Manuais escolares confiscados

A autora do memorando, que foi apresentado no Conselho Superior do Ministério Público, recordou um processo em que Portugal foi condenado por causa de um luso-brasileiro que esteve neste estabelecimento prisional a cumprir 11 anos de um total de 25 depois de ter assassinado a tiro dois polícias. O Tribunal Europeu dos Direitos Humanos decidiu que as medidas aplicadas a este homem “excederam as exigências legítimas de segurança na prisão e não eram necessárias, na sua integralidade, para atingir o objectivo prosseguido pelas autoridades”.

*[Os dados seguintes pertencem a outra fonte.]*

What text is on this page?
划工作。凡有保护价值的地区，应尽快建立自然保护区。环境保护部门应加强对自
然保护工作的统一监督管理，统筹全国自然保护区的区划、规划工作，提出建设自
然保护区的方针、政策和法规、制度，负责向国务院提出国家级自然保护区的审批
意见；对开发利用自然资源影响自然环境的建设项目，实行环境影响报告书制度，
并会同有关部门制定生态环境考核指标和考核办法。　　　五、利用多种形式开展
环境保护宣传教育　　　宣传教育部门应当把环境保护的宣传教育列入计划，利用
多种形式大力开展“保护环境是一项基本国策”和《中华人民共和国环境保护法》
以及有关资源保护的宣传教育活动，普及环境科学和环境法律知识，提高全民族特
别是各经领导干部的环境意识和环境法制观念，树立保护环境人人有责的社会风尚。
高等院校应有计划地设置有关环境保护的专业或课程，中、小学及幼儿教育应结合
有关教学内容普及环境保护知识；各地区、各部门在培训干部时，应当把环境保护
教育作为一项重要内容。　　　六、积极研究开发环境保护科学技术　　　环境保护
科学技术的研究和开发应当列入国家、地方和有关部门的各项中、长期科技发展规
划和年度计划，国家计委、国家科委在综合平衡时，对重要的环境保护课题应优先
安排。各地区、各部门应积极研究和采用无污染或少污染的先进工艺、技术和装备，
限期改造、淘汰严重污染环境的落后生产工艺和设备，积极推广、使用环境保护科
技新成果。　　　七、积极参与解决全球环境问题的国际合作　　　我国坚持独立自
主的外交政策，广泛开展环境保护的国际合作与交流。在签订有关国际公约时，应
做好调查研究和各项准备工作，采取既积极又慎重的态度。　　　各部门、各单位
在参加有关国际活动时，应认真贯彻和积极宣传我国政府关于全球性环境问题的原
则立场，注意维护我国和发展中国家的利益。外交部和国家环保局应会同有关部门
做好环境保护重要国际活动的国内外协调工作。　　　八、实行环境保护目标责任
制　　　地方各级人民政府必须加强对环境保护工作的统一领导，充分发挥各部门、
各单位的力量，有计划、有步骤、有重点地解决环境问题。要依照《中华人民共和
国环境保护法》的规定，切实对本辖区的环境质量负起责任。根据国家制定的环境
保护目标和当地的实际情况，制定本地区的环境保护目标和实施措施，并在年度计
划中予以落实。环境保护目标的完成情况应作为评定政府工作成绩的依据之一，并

“Esteve confinado sozinho na sua cela a maior parte do tempo. Alegadamente, não era informado das actividades existentes na cadeia e os seus pedidos eram ignorados”, descreve a sentença que condena Portugal. “Inicialmente, tinha-se inscrito num curso de direito à distância, mas acabou por desistir porque os manuais foram confiscados pelos guardas prisionais. Tinha contactos limitados com outros reclusos e com a sua família, e [limitações] à utilização do telefone. Era revistado sempre que saía ou entrava na sua cela, incluindo para ir à máquina de venda automática”. Após as visitas ocasionais dos seus pais ou do seu advogado, lamenta o tribunal europeu, “era obrigado a despir-se e a agachar-se para que o seu ânus pudesse ser examinado”.

289queixas enviadas entre 2017 e 2024 ao tribunal contra Portugal, 154 das quais já foram resolvidas – muitas vezes por acordo amigável entre os queixosos e o Estado português, que assim se autodeclarou culpado.

De acordo com os dados coligidos por Ana Garcia Marques, nos últimos oito anos, entre 2017 e 2024 foram enviadas ao tribunal 289 queixas contra Portugal, 154 das quais já foram resolvidas – muitas vezes por acordo amigável entre os queixosos e o Estado português, que assim se autodeclarou culpado.

A partir do momento em que o tribunal decidiu, em 2020, que as cadeias portuguesas enfermavam de um problema estrutural, e não apenas pontual, o país ficou na mira dos juízes de Estrasburgo, que consideraram crucial que Portugal fosse obrigado a assumir compromissos nesta matéria. Pode vir a ser dado um prazo ao Governo para implementar as medidas correctivas que lhe venham a ser indicadas.

Subsiste porém ainda outra questão: a necessidade de criação, em Portugal, de mecanismos judiciais de recurso que permitam às autoridades nacionais, designadamente aos tribunais, pôr rapidamente termo a estas violações e compensar os lesados pelos danos sofridos. Enquanto isso não acontece, os reclusos vão continuar a usar Estrasburgo como um tribunal de primeira instância para fazerem valer os direitos que a justiça portuguesa lhes nega.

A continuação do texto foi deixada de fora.